In simplest terms, the so-called Order of the Dragon was a counterespionage tool that had evolved since the days of Queen Elizabeth and her sinister mastermind, Walsingham, who had been the very father of espionage in
England and a personal friend of the original marquess of Carnarthen. The robes and all the mystical mumbo jumbo existed as part of the age-old correlation between espionage and the occult. The occult nonsense drew the rebels, adventurers, and malcontents of a society; these people, in turn, drew the spies. Smart agents knew to look for sympathetic allies among the outcasts and the dissatisfied, unsuspecting souls who could be used in their schemes—dupes who would lend them money or who could introduce them into the circles they wished to infiltrate.

Lucien’s protégés, affectionately known as North, South, East, West, and, of course, Talbert, playacted this very role. They were in their mid-twenties, all of them fairly well-born. The young men were planted in the crowd not only to keep watch over their respective quadrants of the Grotto, but also to play the part of the type of restless, hotheaded rogues that a wise agent looked for when arranging some plot.

The lads were imminently useful to Lucien, and since there was no formal training for the Crown’s agents, he had made it his postwar project to teach them what he knew, just as his father, the marquess, had taught him. They were young and still idealistic enough not to care when he warned them that it was an utterly thankless job. They were in it for the adventure and the thrill of living constantly on the edge. As their meeting wound down with little of value gained, the girls and boys began eyeing each other with recreation in mind now that their work was done.

“One more thing,” Marc Skipton, who worked the west quadrant, said.

Lucien stifled a yawn. “Yes?”

“I overheard one of the czar’s agents—what’s his name?”

“Leonidovich?”

“Yes, him. I heard him telling one of the Austrians that Claude Bardou is alive and working for the Americans.”

Lucien stared at him, feeling his blood run cold. His face went ashen, and it was altogether possible that his heart stopped beating for a moment. “Alive?” he forced out in an agonized effort to sound casual. “How can this be?”

“Leonidovich said he did not know if there was any substance to the rumor,” Marc replied with an idle shrug, “but the word is that Bardou set the fire in Paris himself. Staged his own death, then escaped to
America.”

Oh, God.
The news hit Lucien like a physical blow. At once, Patrick Kelley’s weathered, Irish face rushed up before his mind’s eye, haunting him like a ghost. He quickly dropped his gaze, rested his hands on his hips, and turned away to hide his stunned, horror-stricken reaction.

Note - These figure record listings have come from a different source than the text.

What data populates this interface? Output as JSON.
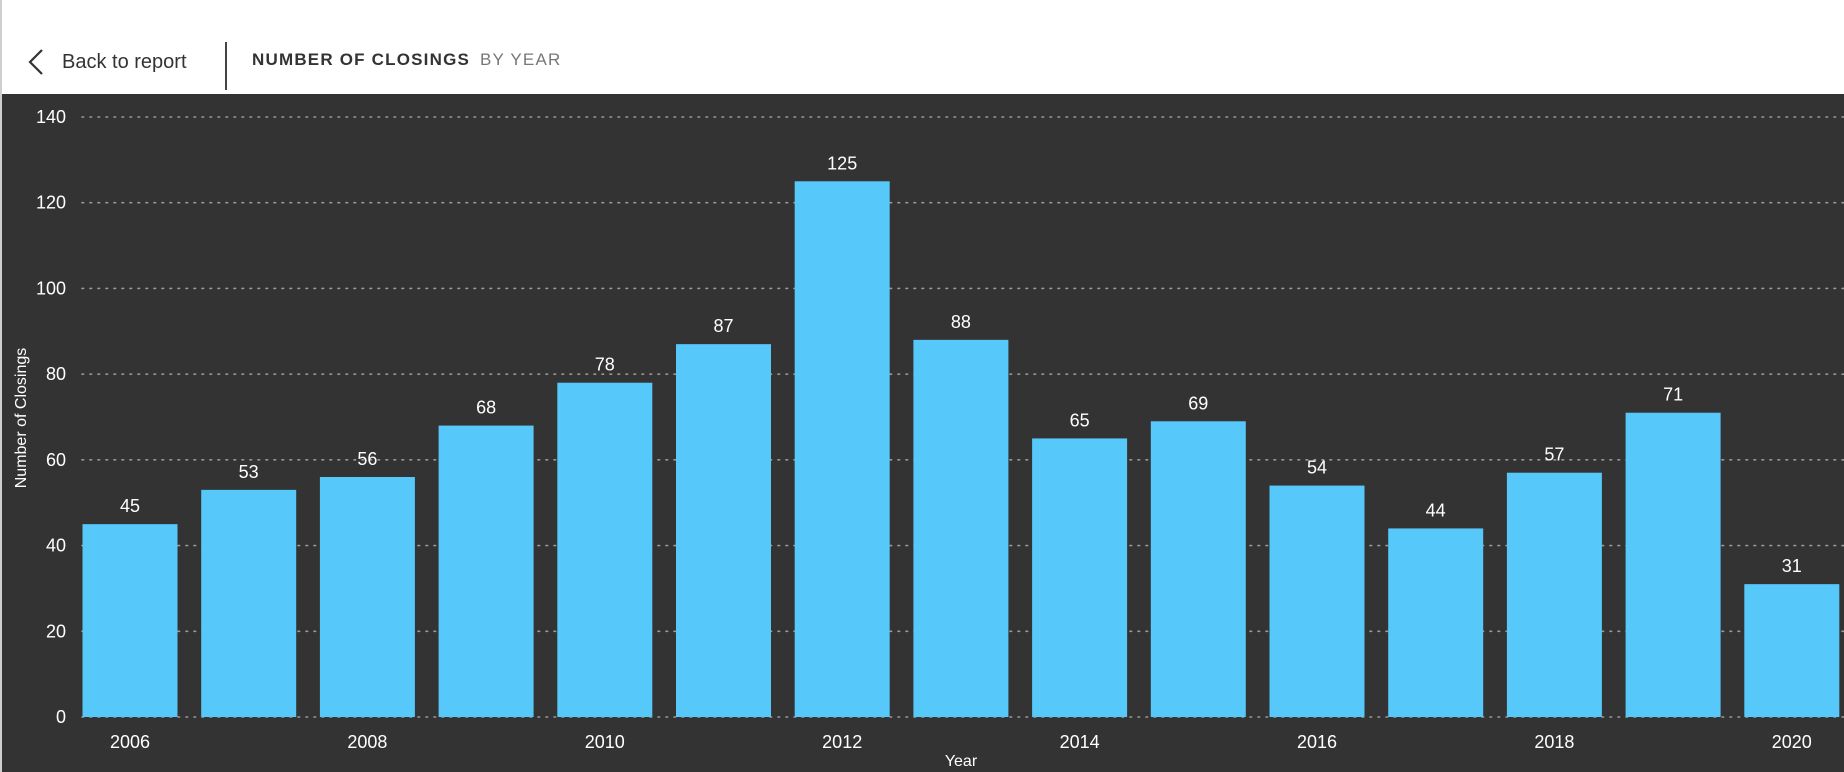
{
  "header": {
    "back_label": "Back to report",
    "title": "NUMBER OF CLOSINGS",
    "subtitle": "BY YEAR"
  },
  "colors": {
    "bar": "#56c8fa",
    "background": "#333333",
    "grid": "#9a9a9a",
    "text": "#ffffff"
  },
  "chart_data": {
    "type": "bar",
    "categories": [
      "2006",
      "2007",
      "2008",
      "2009",
      "2010",
      "2011",
      "2012",
      "2013",
      "2014",
      "2015",
      "2016",
      "2017",
      "2018",
      "2019",
      "2020"
    ],
    "values": [
      45,
      53,
      56,
      68,
      78,
      87,
      125,
      88,
      65,
      69,
      54,
      44,
      57,
      71,
      31
    ],
    "x_tick_labels": [
      "2006",
      "2008",
      "2010",
      "2012",
      "2014",
      "2016",
      "2018",
      "2020"
    ],
    "y_ticks": [
      0,
      20,
      40,
      60,
      80,
      100,
      120,
      140
    ],
    "ylim": [
      0,
      140
    ],
    "xlabel": "Year",
    "ylabel": "Number of Closings",
    "grid": true,
    "data_labels": true
  }
}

Damn it, he had heard that Bardou was dead—had not survived Napoleon’s fall from power. When he had learned about that fire in
Paris, Lucien had toasted the monster’s demise with the finest port he owned. His only regret had been that he, himself, had not been the one to slay Bardou.

Behind him, Stewart Kyle of the eastern quadrant gave a low whistle. “Bardou is a legend. If he’s turned mercenary and is hiring out his services to the Americans . . .” The lad shuddered.

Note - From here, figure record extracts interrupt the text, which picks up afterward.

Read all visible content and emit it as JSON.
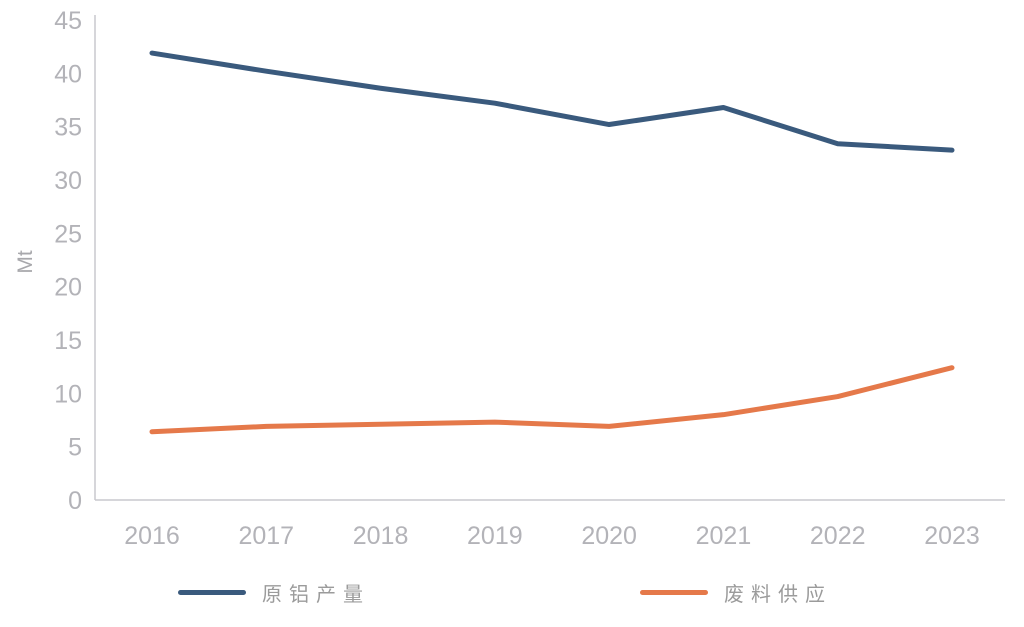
{
  "chart_data": {
    "type": "line",
    "title": "",
    "xlabel": "",
    "ylabel": "Mt",
    "categories": [
      "2016",
      "2017",
      "2018",
      "2019",
      "2020",
      "2021",
      "2022",
      "2023"
    ],
    "series": [
      {
        "name": "原铝产量",
        "color": "#3a5a7d",
        "values": [
          41.9,
          40.2,
          38.6,
          37.2,
          35.2,
          36.8,
          33.4,
          32.8
        ]
      },
      {
        "name": "废料供应",
        "color": "#e5794a",
        "values": [
          6.4,
          6.9,
          7.1,
          7.3,
          6.9,
          8.0,
          9.7,
          12.4
        ]
      }
    ],
    "ylim": [
      0,
      45
    ],
    "ytick_step": 5,
    "grid": false,
    "legend_position": "bottom",
    "axis_color": "#c9c9cd",
    "tick_label_color": "#b3b3b8",
    "line_width": 5
  }
}
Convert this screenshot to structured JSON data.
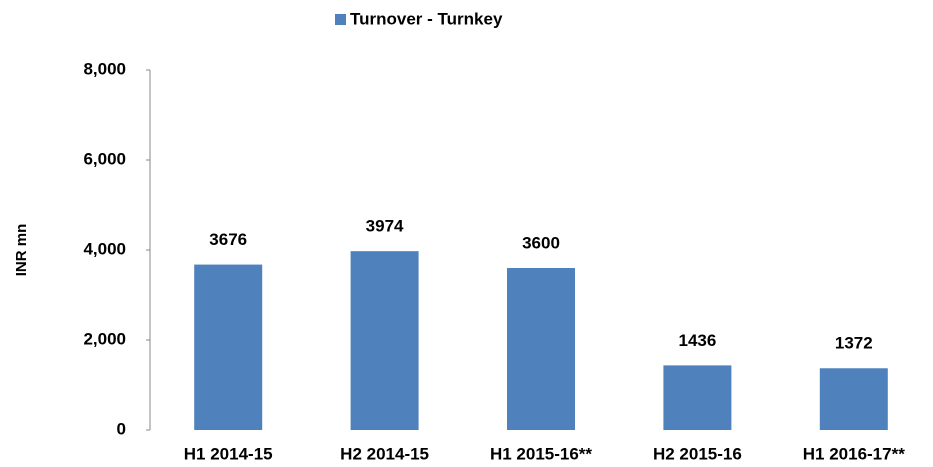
{
  "chart_data": {
    "type": "bar",
    "y_label": "INR mn",
    "categories": [
      "H1 2014-15",
      "H2 2014-15",
      "H1 2015-16**",
      "H2 2015-16",
      "H1 2016-17**"
    ],
    "series": [
      {
        "name": "Turnover - Turnkey",
        "color": "#4f81bd",
        "values": [
          3676,
          3974,
          3600,
          1436,
          1372
        ]
      }
    ],
    "ylim": [
      0,
      8000
    ],
    "yticks": [
      0,
      {
        "value": 2000,
        "label": "2,000"
      },
      {
        "value": 4000,
        "label": "4,000"
      },
      {
        "value": 6000,
        "label": "6,000"
      },
      {
        "value": 8000,
        "label": "8,000"
      }
    ],
    "grid": false,
    "legend": "top"
  }
}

“Remember the story about that merchant family he butchered in
Westphalia for a suspected conspiracy against King Jerome?” Marc added grimly. “He’s the bleedin’ spawn of the devil.”

“Enough,” Talbert ordered them crisply. “There are ladies present.”

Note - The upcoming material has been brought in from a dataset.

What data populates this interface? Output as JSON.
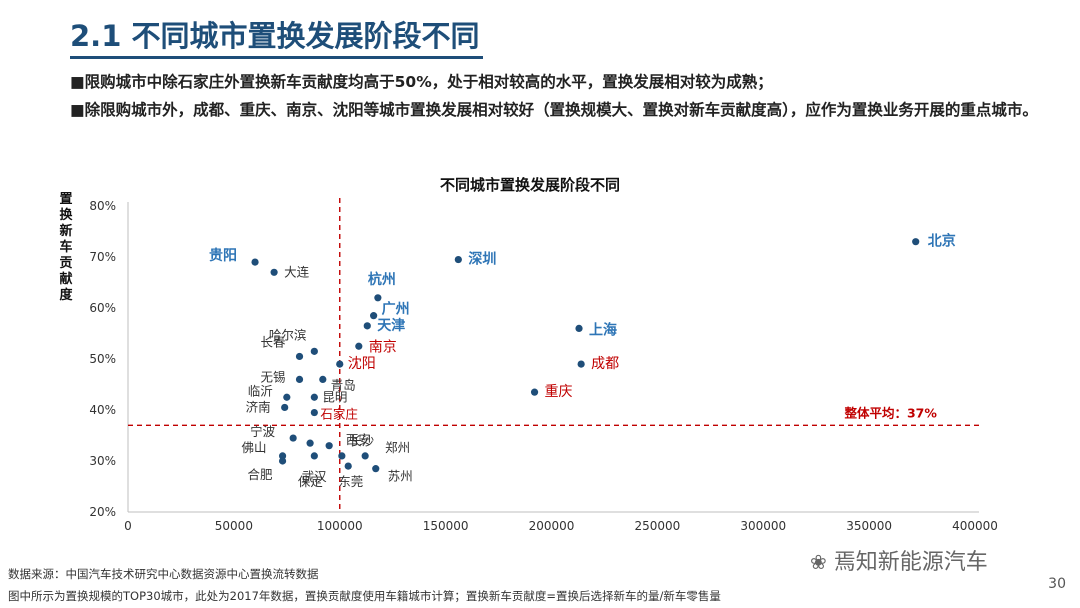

Marc and Kyle quickly muttered apologizes to the uneasy girls, but Lucien paid them no mind. A knot had formed in the pit of his stomach, and a cold sweat had broken out over his body. He wiped his sweating palms on his thighs, pacing restlessly as he tried to think.

Claude Bardou, the French agent known as Triton, was the spymaster Fouché’s top man, his secret weapon. Unbeknownst to the young people in the room, Lucien and he had a bit of a history between them.

A bloody one.

Lucien had never told Damien, nor Castlereagh, nor any living soul of his capture and torture at the hands of enemy operatives a year and a half ago, in the spring of 1813. He had killed all of Bardou’s men during his escape; now the only two people alive who knew of his hellish ordeal were Bardou, who had inflicted the pain, and Lucien, who had endured it.